When it arrives in the first FC layer, the contribution of the weight matrices is comprised between:

(W_\text{min})^d \quad \text{and} \quad (W_\text{max})^d

where W_\text{max} (resp. W_\text{min}) is the weight matrix with the highest (resp. lowest) norm, and d is the depth of the network.

If |W_\text{max}| < 1, then (W_\text{max})^d is very small for high values of d : the gradient vanishes.
If |W_\text{min}| > 1, then (W_\text{min})^d is very high for high values of d : the gradient explodes.

Exploding gradients can be solved by gradient clipping, i.e. normalizing the backpropagated gradient if its norm exceeds a threshold.

|| \frac{\partial \mathcal{L}(\theta)}{\partial W^k}|| \gets \min(||\frac{\partial \mathcal{L}(\theta)}{\partial W^k}||, K)

Vanishing gradients are still the current limitation of deep networks. The solutions include: ReLU activation functions, unsupervised pre-training, batch normalization, residual networks…

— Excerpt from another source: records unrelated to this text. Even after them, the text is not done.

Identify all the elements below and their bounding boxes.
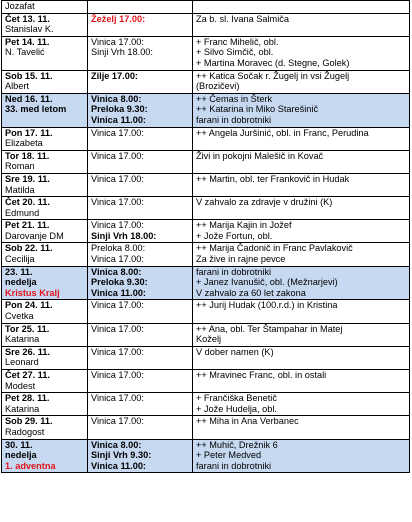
date-line: Sob 29. 11. bbox=[5, 416, 53, 427]
mass-time-line: Vinica 11.00: bbox=[91, 460, 146, 471]
mass-time-cell bbox=[88, 36, 193, 70]
intention-line: ++ Marija Kajin in Jožef bbox=[196, 220, 292, 231]
schedule-row bbox=[2, 266, 410, 300]
date-cell bbox=[2, 13, 88, 36]
intention-line: + Janez Ivanušič, obl. (Mežnarjevi) bbox=[196, 277, 338, 288]
intention-line: Koželj bbox=[196, 334, 222, 345]
intention-line: V zahvalo za zdravje v družini (K) bbox=[196, 197, 333, 208]
intention-line: farani in dobrotniki bbox=[196, 114, 272, 125]
intention-line: ++ Ana, obl. Ter Štampahar in Matej bbox=[196, 323, 343, 334]
intention-line: ++ Katarina in Miko Starešinič bbox=[196, 104, 319, 115]
intention-cell bbox=[193, 266, 410, 300]
date-cell bbox=[2, 393, 88, 416]
mass-time-cell bbox=[88, 323, 193, 346]
date-cell bbox=[2, 127, 88, 150]
mass-time-cell bbox=[88, 127, 193, 150]
date-line: Stanislav K. bbox=[5, 24, 54, 35]
date-line: Sob 22. 11. bbox=[5, 243, 53, 254]
intention-cell bbox=[193, 13, 410, 36]
date-line: 23. 11. bbox=[5, 266, 33, 277]
intention-line: V dober namen (K) bbox=[196, 346, 274, 357]
schedule-row bbox=[2, 300, 410, 323]
date-line: Sob 15. 11. bbox=[5, 70, 53, 81]
date-line: Edmund bbox=[5, 207, 40, 218]
intention-cell bbox=[193, 323, 410, 346]
intention-line: ++ Muhič, Drežnik 6 bbox=[196, 439, 278, 450]
mass-time-line: Vinica 11.00: bbox=[91, 287, 146, 298]
intention-line: ++ Marija Čadonič in Franc Pavlakovič bbox=[196, 243, 353, 254]
mass-time-line: Vinica 17.00: bbox=[91, 370, 144, 380]
date-line: Tor 18. 11. bbox=[5, 150, 50, 161]
date-cell bbox=[2, 70, 88, 93]
schedule-row bbox=[2, 1, 410, 14]
schedule-row bbox=[2, 439, 410, 473]
mass-time-line: Vinica 17.00: bbox=[91, 323, 144, 334]
mass-time-line: Vinica 8.00: bbox=[91, 93, 142, 104]
date-cell bbox=[2, 220, 88, 243]
intention-cell bbox=[193, 173, 410, 196]
mass-time-line: Vinica 17.00: bbox=[91, 197, 144, 208]
mass-time-line: Preloka 9.30: bbox=[91, 277, 148, 288]
intention-cell bbox=[193, 243, 410, 266]
intention-line: ++ Martin, obl. ter Frankovič in Hudak bbox=[196, 173, 350, 184]
intention-line: + Jože Fortun, obl. bbox=[196, 230, 273, 241]
date-line: Kristus Kralj bbox=[5, 287, 60, 298]
intention-line: + Franc Mihelič, obl. bbox=[196, 36, 279, 47]
schedule-row bbox=[2, 150, 410, 173]
intention-line: Za žive in rajne pevce bbox=[196, 254, 286, 265]
date-line: N. Tavelić bbox=[5, 47, 45, 58]
schedule-row bbox=[2, 243, 410, 266]
date-line: Leonard bbox=[5, 357, 39, 368]
date-line: Tor 25. 11. bbox=[5, 323, 50, 334]
intention-cell bbox=[193, 36, 410, 70]
date-cell bbox=[2, 416, 88, 439]
intention-cell bbox=[193, 439, 410, 473]
schedule-row bbox=[2, 416, 410, 439]
intention-cell bbox=[193, 370, 410, 393]
mass-time-line: Vinica 17.00: bbox=[91, 416, 144, 427]
date-line: Elizabeta bbox=[5, 138, 43, 149]
date-line: Jozafat bbox=[5, 1, 35, 11]
date-cell bbox=[2, 439, 88, 473]
date-line: Pon 24. 11. bbox=[5, 300, 53, 311]
mass-schedule-table bbox=[1, 0, 410, 473]
date-line: Modest bbox=[5, 380, 36, 391]
mass-time-line: Sinji Vrh 9.30: bbox=[91, 450, 152, 461]
intention-line: + Silvo Simčič, obl. bbox=[196, 47, 274, 58]
date-line: Matilda bbox=[5, 184, 35, 195]
mass-time-cell bbox=[88, 93, 193, 127]
intention-line: + Peter Medved bbox=[196, 450, 262, 461]
intention-cell bbox=[193, 127, 410, 150]
intention-line: farani in dobrotniki bbox=[196, 460, 272, 471]
mass-time-line: Vinica 17.00: bbox=[91, 346, 144, 357]
schedule-row bbox=[2, 346, 410, 369]
mass-time-cell bbox=[88, 393, 193, 416]
date-cell bbox=[2, 93, 88, 127]
date-line: Čet 13. 11. bbox=[5, 13, 50, 24]
date-line: Radogost bbox=[5, 426, 45, 437]
date-line: nedelja bbox=[5, 450, 37, 461]
date-line: Sre 26. 11. bbox=[5, 346, 50, 357]
schedule-row bbox=[2, 93, 410, 127]
intention-line: ++ Miha in Ana Verbanec bbox=[196, 416, 299, 427]
date-line: Albert bbox=[5, 81, 30, 92]
date-cell bbox=[2, 266, 88, 300]
date-line: Katarina bbox=[5, 334, 40, 345]
mass-time-cell bbox=[88, 197, 193, 220]
intention-line: farani in dobrotniki bbox=[196, 266, 272, 277]
mass-time-cell bbox=[88, 70, 193, 93]
intention-cell bbox=[193, 346, 410, 369]
mass-time-line: Žeželj 17.00: bbox=[91, 13, 146, 24]
date-line: nedelja bbox=[5, 277, 37, 288]
schedule-row bbox=[2, 370, 410, 393]
date-cell bbox=[2, 1, 88, 14]
date-cell bbox=[2, 243, 88, 266]
date-line: Ned 16. 11. bbox=[5, 93, 53, 104]
intention-line: ++ Čemas in Šterk bbox=[196, 93, 273, 104]
intention-line: ++ Katica Sočak r. Žugelj in vsi Žugelj bbox=[196, 70, 350, 81]
mass-time-line: Preloka 9.30: bbox=[91, 104, 148, 115]
mass-time-line: Vinica 17.00: bbox=[91, 393, 144, 404]
mass-time-line: Zilje 17.00: bbox=[91, 70, 138, 81]
mass-time-line: Vinica 17.00: bbox=[91, 36, 144, 47]
mass-time-line: Sinji Vrh 18.00: bbox=[91, 230, 157, 241]
intention-line: ++ Mravinec Franc, obl. in ostali bbox=[196, 370, 327, 380]
mass-time-line: Preloka 8.00: bbox=[91, 243, 146, 254]
mass-time-line: Vinica 17.00: bbox=[91, 173, 144, 184]
schedule-row bbox=[2, 393, 410, 416]
date-line: Čet 27. 11. bbox=[5, 370, 50, 380]
schedule-row bbox=[2, 323, 410, 346]
date-line: Katarina bbox=[5, 403, 40, 414]
schedule-row bbox=[2, 13, 410, 36]
mass-time-line: Vinica 17.00: bbox=[91, 300, 144, 311]
intention-cell bbox=[193, 393, 410, 416]
intention-cell bbox=[193, 70, 410, 93]
mass-time-line: Sinji Vrh 18.00: bbox=[91, 47, 153, 58]
intention-line: V zahvalo za 60 let zakona bbox=[196, 287, 306, 298]
date-cell bbox=[2, 173, 88, 196]
schedule-row bbox=[2, 70, 410, 93]
mass-time-cell bbox=[88, 439, 193, 473]
date-cell bbox=[2, 346, 88, 369]
date-cell bbox=[2, 36, 88, 70]
schedule-row bbox=[2, 220, 410, 243]
schedule-row bbox=[2, 127, 410, 150]
intention-line: Za b. sl. Ivana Salmiča bbox=[196, 13, 289, 24]
date-cell bbox=[2, 300, 88, 323]
mass-time-line: Vinica 17.00: bbox=[91, 127, 144, 138]
date-line: Cecilija bbox=[5, 254, 35, 265]
mass-time-line: Vinica 17.00: bbox=[91, 150, 144, 161]
mass-time-cell bbox=[88, 266, 193, 300]
mass-time-line: Vinica 8.00: bbox=[91, 266, 142, 277]
intention-cell bbox=[193, 93, 410, 127]
date-cell bbox=[2, 323, 88, 346]
intention-cell bbox=[193, 300, 410, 323]
date-cell bbox=[2, 197, 88, 220]
date-line: 33. med letom bbox=[5, 104, 67, 115]
schedule-row bbox=[2, 36, 410, 70]
date-line: Darovanje DM bbox=[5, 230, 64, 241]
intention-line: + Jože Hudelja, obl. bbox=[196, 403, 277, 414]
mass-time-cell bbox=[88, 1, 193, 14]
mass-time-cell bbox=[88, 243, 193, 266]
mass-time-line: Vinica 17.00: bbox=[91, 220, 144, 231]
intention-line: Živi in pokojni Malešič in Kovač bbox=[196, 150, 324, 161]
intention-line: (Brozičevi) bbox=[196, 81, 240, 92]
intention-cell bbox=[193, 197, 410, 220]
intention-line: ++ Angela Juršinić, obl. in Franc, Perudina bbox=[196, 127, 369, 138]
intention-cell bbox=[193, 220, 410, 243]
date-line: Cvetka bbox=[5, 311, 34, 322]
schedule-body bbox=[2, 1, 410, 473]
date-line: Pet 21. 11. bbox=[5, 220, 50, 231]
date-line: Pet 14. 11. bbox=[5, 36, 50, 47]
intention-cell bbox=[193, 416, 410, 439]
mass-time-cell bbox=[88, 416, 193, 439]
intention-line: ++ Jurij Hudak (100.r.d.) in Kristina bbox=[196, 300, 338, 311]
mass-time-cell bbox=[88, 13, 193, 36]
date-line: Sre 19. 11. bbox=[5, 173, 50, 184]
schedule-row bbox=[2, 197, 410, 220]
date-line: 1. adventna bbox=[5, 460, 56, 471]
schedule-row bbox=[2, 173, 410, 196]
intention-cell bbox=[193, 150, 410, 173]
mass-time-cell bbox=[88, 370, 193, 393]
mass-time-cell bbox=[88, 150, 193, 173]
mass-time-cell bbox=[88, 346, 193, 369]
intention-line: + Frančiška Benetič bbox=[196, 393, 277, 404]
mass-time-line: Vinica 8.00: bbox=[91, 439, 142, 450]
date-cell bbox=[2, 150, 88, 173]
date-line: Pet 28. 11. bbox=[5, 393, 50, 404]
date-line: Pon 17. 11. bbox=[5, 127, 53, 138]
date-line: Roman bbox=[5, 161, 35, 172]
date-cell bbox=[2, 370, 88, 393]
mass-time-cell bbox=[88, 300, 193, 323]
mass-time-line: Vinica 17.00: bbox=[91, 254, 144, 265]
mass-time-cell bbox=[88, 220, 193, 243]
intention-line: + Martina Moravec (d. Stegne, Golek) bbox=[196, 57, 350, 68]
mass-time-line: Vinica 11.00: bbox=[91, 114, 146, 125]
intention-cell bbox=[193, 1, 410, 14]
mass-time-cell bbox=[88, 173, 193, 196]
date-line: 30. 11. bbox=[5, 439, 33, 450]
date-line: Čet 20. 11. bbox=[5, 197, 50, 208]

Vanishing gradient problem. Source: https://smartstuartkim.wordpress.com/2019/02/09/vanishing-gradient-problem/

Derivative of the activation function

The derivative of the logistic function is 0 for extreme values, what blocks the backpropagation of the gradient.

Old-school MLP used logistic or tanh transfer functions for the hidden neurons, but their gradient is zero for very high or low net activations. If a neuron is saturated, it won’t transmit the gradient backwards, so the vanishing gradient is even worse. Deep networks now typically use the ReLU (Maas et al., 2013) or PReLU activation functions to improve convergence.

f'(x) = \begin{cases} 1 \qquad \text{if } x > 0 \\ \alpha \qquad \text{if } x \leq 0 \\ \end{cases}

PReLU always backpropagates the gradient, so it helps fighting against vanishing gradient.

Deep neural networks in practice

The definition of a deep NN in keras can be as simple as:

from tf.keras.models import Sequential
from tf.keras.layers import Input, Dense, Dropout, Activation, BatchNormalization
from tf.keras.optimizers import Adam

model = Sequential()

model.add(Input(784,))

model.add(Dense(200))
model.add(BatchNormalization())
model.add(Activation('relu'))
model.add(Dropout(0.5))

model.add(Dense(100)
model.add(BatchNormalization())
model.add(Activation('relu'))
model.add(Dropout(0.5))

model.add(Dense(units=10, activation='softmax'))

model.compile(loss='categorical_crossentropy',
    optimizer=Adam(lr=0.01, decay=1e-6), 
    metrics=['accuracy'] 
)

If you want to successfully train a deep neural network, you should:

Use as much data as possible, with data augmentation if needed.
Normalize the inputs.
Use batch normalization in every layer and at least ReLU.
Use a good optimizer (SGD with momentum, Adam).
Regularize learning (L2, L1, dropout).
Track overfitting on the validation set and use early-stopping.
Search for the best hyperparameters using grid search or hyperopt:
- Learning rate, schedule, momentum, dropout level, number of layers/neurons, transfer functions, etc.